In the dust RGB there is a mixture of dark-red and black fibres or patches, depending on the thickness of the ice cloud.

Legend: Schematics for basic RGBs, Left: Airmass RGB; right: Dust RGB.

The example from 9 December 2019 at 12 UTC shows an example over the Atlantic where CF and WCB clouds are close together, almost merging.



9 December 2019 at 12UTC: 1st row: IR (above) + HRV (below); 2nd row: WV (above) + Airmass RGB (below); 3rd row: Dust RGB + image gallery.
*Note: click on the Dust RGB image to access image gallery (navigate using arrows on keyboard).
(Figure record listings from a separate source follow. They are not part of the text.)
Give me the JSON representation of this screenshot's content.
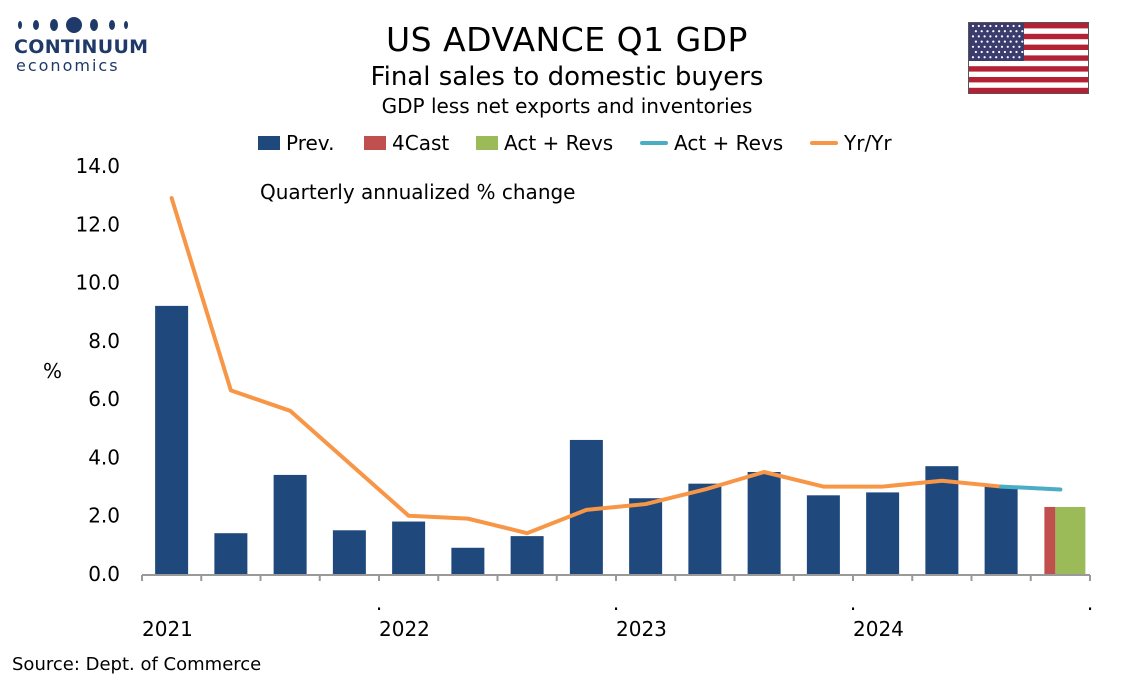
{
  "header": {
    "title": "US ADVANCE Q1 GDP",
    "subtitle": "Final sales to domestic buyers",
    "subtitle2": "GDP less net exports and inventories"
  },
  "logo": {
    "line1": "CONTINUUM",
    "line2": "economics",
    "flag": "us-flag-icon"
  },
  "source": "Source: Dept. of Commerce",
  "chart_data": {
    "type": "bar",
    "annotation": "Quarterly annualized % change",
    "ylabel": "%",
    "ylim": [
      0,
      14
    ],
    "yticks": [
      "0.0",
      "2.0",
      "4.0",
      "6.0",
      "8.0",
      "10.0",
      "12.0",
      "14.0"
    ],
    "xtick_labels": [
      "2021",
      ".",
      "2022",
      ".",
      "2023",
      ".",
      "2024",
      "."
    ],
    "legend": [
      {
        "label": "Prev.",
        "kind": "bar",
        "color": "#1f497d"
      },
      {
        "label": "4Cast",
        "kind": "bar",
        "color": "#c0504d"
      },
      {
        "label": "Act + Revs",
        "kind": "bar",
        "color": "#9bbb59"
      },
      {
        "label": "Act + Revs",
        "kind": "line",
        "color": "#4bacc6"
      },
      {
        "label": "Yr/Yr",
        "kind": "line",
        "color": "#f79646"
      }
    ],
    "series": [
      {
        "name": "Prev.",
        "color": "#1f497d",
        "values": [
          9.2,
          1.4,
          3.4,
          1.5,
          1.8,
          0.9,
          1.3,
          4.6,
          2.6,
          3.1,
          3.5,
          2.7,
          2.8,
          3.7,
          3.0,
          null
        ]
      },
      {
        "name": "4Cast",
        "color": "#c0504d",
        "values": [
          null,
          null,
          null,
          null,
          null,
          null,
          null,
          null,
          null,
          null,
          null,
          null,
          null,
          null,
          null,
          2.3
        ]
      },
      {
        "name": "Act + Revs",
        "color": "#9bbb59",
        "values": [
          null,
          null,
          null,
          null,
          null,
          null,
          null,
          null,
          null,
          null,
          null,
          null,
          null,
          null,
          null,
          2.3
        ]
      },
      {
        "name": "Act + Revs",
        "color": "#4bacc6",
        "kind": "line",
        "values": [
          null,
          null,
          null,
          null,
          null,
          null,
          null,
          null,
          null,
          null,
          null,
          null,
          null,
          null,
          3.0,
          2.9
        ]
      },
      {
        "name": "Yr/Yr",
        "color": "#f79646",
        "kind": "line",
        "values": [
          12.9,
          6.3,
          5.6,
          3.8,
          2.0,
          1.9,
          1.4,
          2.2,
          2.4,
          2.9,
          3.5,
          3.0,
          3.0,
          3.2,
          3.0,
          null
        ]
      }
    ]
  }
}
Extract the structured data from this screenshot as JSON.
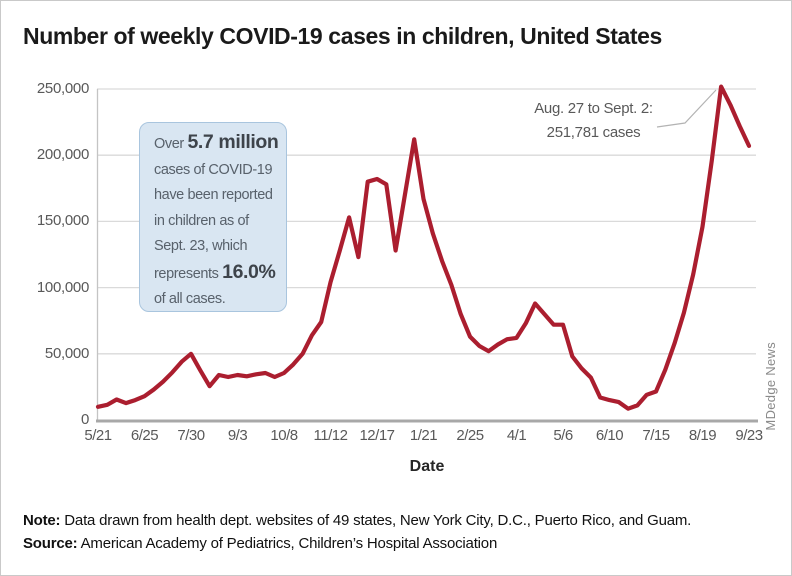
{
  "title": "Number of weekly COVID-19 cases in children, United States",
  "infobox": {
    "lines": [
      {
        "segments": [
          {
            "text": "Over ",
            "bold": false
          },
          {
            "text": "5.7 million",
            "bold": true
          }
        ]
      },
      {
        "segments": [
          {
            "text": "cases of COVID-19",
            "bold": false
          }
        ]
      },
      {
        "segments": [
          {
            "text": "have been reported",
            "bold": false
          }
        ]
      },
      {
        "segments": [
          {
            "text": "in children as of",
            "bold": false
          }
        ]
      },
      {
        "segments": [
          {
            "text": "Sept. 23, which",
            "bold": false
          }
        ]
      },
      {
        "segments": [
          {
            "text": "represents ",
            "bold": false
          },
          {
            "text": "16.0%",
            "bold": true
          }
        ]
      },
      {
        "segments": [
          {
            "text": "of all cases.",
            "bold": false
          }
        ]
      }
    ]
  },
  "callout": {
    "line1": "Aug. 27 to Sept. 2:",
    "line2": "251,781 cases"
  },
  "credit": "MDedge News",
  "footer": {
    "note_label": "Note:",
    "note_text": " Data drawn from health dept. websites of 49 states, New York City, D.C., Puerto Rico, and Guam.",
    "source_label": "Source:",
    "source_text": " American Academy of Pediatrics, Children’s Hospital Association"
  },
  "chart_data": {
    "type": "line",
    "title": "Number of weekly COVID-19 cases in children, United States",
    "xlabel": "Date",
    "ylabel": "",
    "ylim": [
      0,
      250000
    ],
    "ytick_interval": 50000,
    "ytick_labels": [
      "0",
      "50,000",
      "100,000",
      "150,000",
      "200,000",
      "250,000"
    ],
    "xtick_labels": [
      "5/21",
      "6/25",
      "7/30",
      "9/3",
      "10/8",
      "11/12",
      "12/17",
      "1/21",
      "2/25",
      "4/1",
      "5/6",
      "6/10",
      "7/15",
      "8/19",
      "9/23"
    ],
    "grid": "horizontal",
    "legend": "none",
    "line_color": "#ab1e2f",
    "x": [
      "5/21",
      "5/28",
      "6/4",
      "6/11",
      "6/18",
      "6/25",
      "7/2",
      "7/9",
      "7/16",
      "7/23",
      "7/30",
      "8/6",
      "8/13",
      "8/20",
      "8/27",
      "9/3",
      "9/10",
      "9/17",
      "9/24",
      "10/1",
      "10/8",
      "10/15",
      "10/22",
      "10/29",
      "11/5",
      "11/12",
      "11/19",
      "11/26",
      "12/3",
      "12/10",
      "12/17",
      "12/24",
      "12/31",
      "1/7",
      "1/14",
      "1/21",
      "1/28",
      "2/4",
      "2/11",
      "2/18",
      "2/25",
      "3/4",
      "3/11",
      "3/18",
      "3/25",
      "4/1",
      "4/8",
      "4/15",
      "4/22",
      "4/29",
      "5/6",
      "5/13",
      "5/20",
      "5/27",
      "6/3",
      "6/10",
      "6/17",
      "6/24",
      "7/1",
      "7/8",
      "7/15",
      "7/22",
      "7/29",
      "8/5",
      "8/12",
      "8/19",
      "8/26",
      "9/2",
      "9/9",
      "9/16",
      "9/23"
    ],
    "values": [
      10000,
      11500,
      15500,
      12800,
      15000,
      18000,
      23000,
      29000,
      36000,
      44000,
      50000,
      37500,
      25500,
      34000,
      32500,
      34000,
      33000,
      34500,
      35500,
      32500,
      35500,
      42000,
      50000,
      64000,
      74000,
      104000,
      128000,
      153000,
      123000,
      180000,
      182000,
      178000,
      128000,
      170000,
      212000,
      167000,
      141000,
      120000,
      102000,
      80000,
      63000,
      56000,
      52000,
      57000,
      61000,
      62000,
      73000,
      88000,
      80000,
      72000,
      72000,
      48000,
      39000,
      32000,
      17000,
      15000,
      13500,
      8500,
      11000,
      19000,
      21500,
      38000,
      58000,
      81000,
      110000,
      146000,
      196000,
      251781,
      238000,
      222000,
      207000
    ],
    "peak_annotation": {
      "label": "Aug. 27 to Sept. 2:",
      "value_text": "251,781 cases",
      "value": 251781
    },
    "connector_points": [
      [
        656,
        126
      ],
      [
        684,
        122
      ],
      [
        715,
        89
      ]
    ],
    "layout": {
      "x0": 97,
      "xstep": 9.3,
      "y_bottom": 419,
      "y_top": 88
    },
    "colors": {
      "line": "#ab1e2f",
      "grid": "#dadada",
      "axis": "#a8a8a8",
      "tick_text": "#595959",
      "infobox_bg": "#d9e6f2",
      "infobox_border": "#a9c5de",
      "connector": "#b3b3b3"
    }
  }
}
IR The anticyclonically curved cloud band appears fibrous with white to light grey colours. Brighter and larger patches exist in the north-eastern ascending part of the WCB.
HRV Dark-grey (partly through illumination) and fibrous cloud; brighter and thicker in the north-eastern ascending part of the WCB.
WV Light grey in an anticyclonically curved broad area, with white structures from fibres and thicker cloud patches.
Airmass RGB Clouds similar to those in the IR, within blue below for cold airmass and green below in the southern and south-western part, representing the warm airmass from which the WCB starts rising.
Dust RGB Black cloud fibres in the south west, becoming dark red in the north-eastern ascending part of the WCB. Ochre colours represent the mid-level cloud in the areas of broken cloud in the WCB, as well as between the cold front cloud band and the WCB.

The example from 15 May 2020 at 12 UTC shows a typical example over the Mediterranean where cold front and WCB cloud bands are separated. Orography enhances the amount of cloud on the leeward side of the Apennine and the Dinaric Alps.

Legend: 15 May 2020 at 12 UTC: l: IR; r: dust RGB.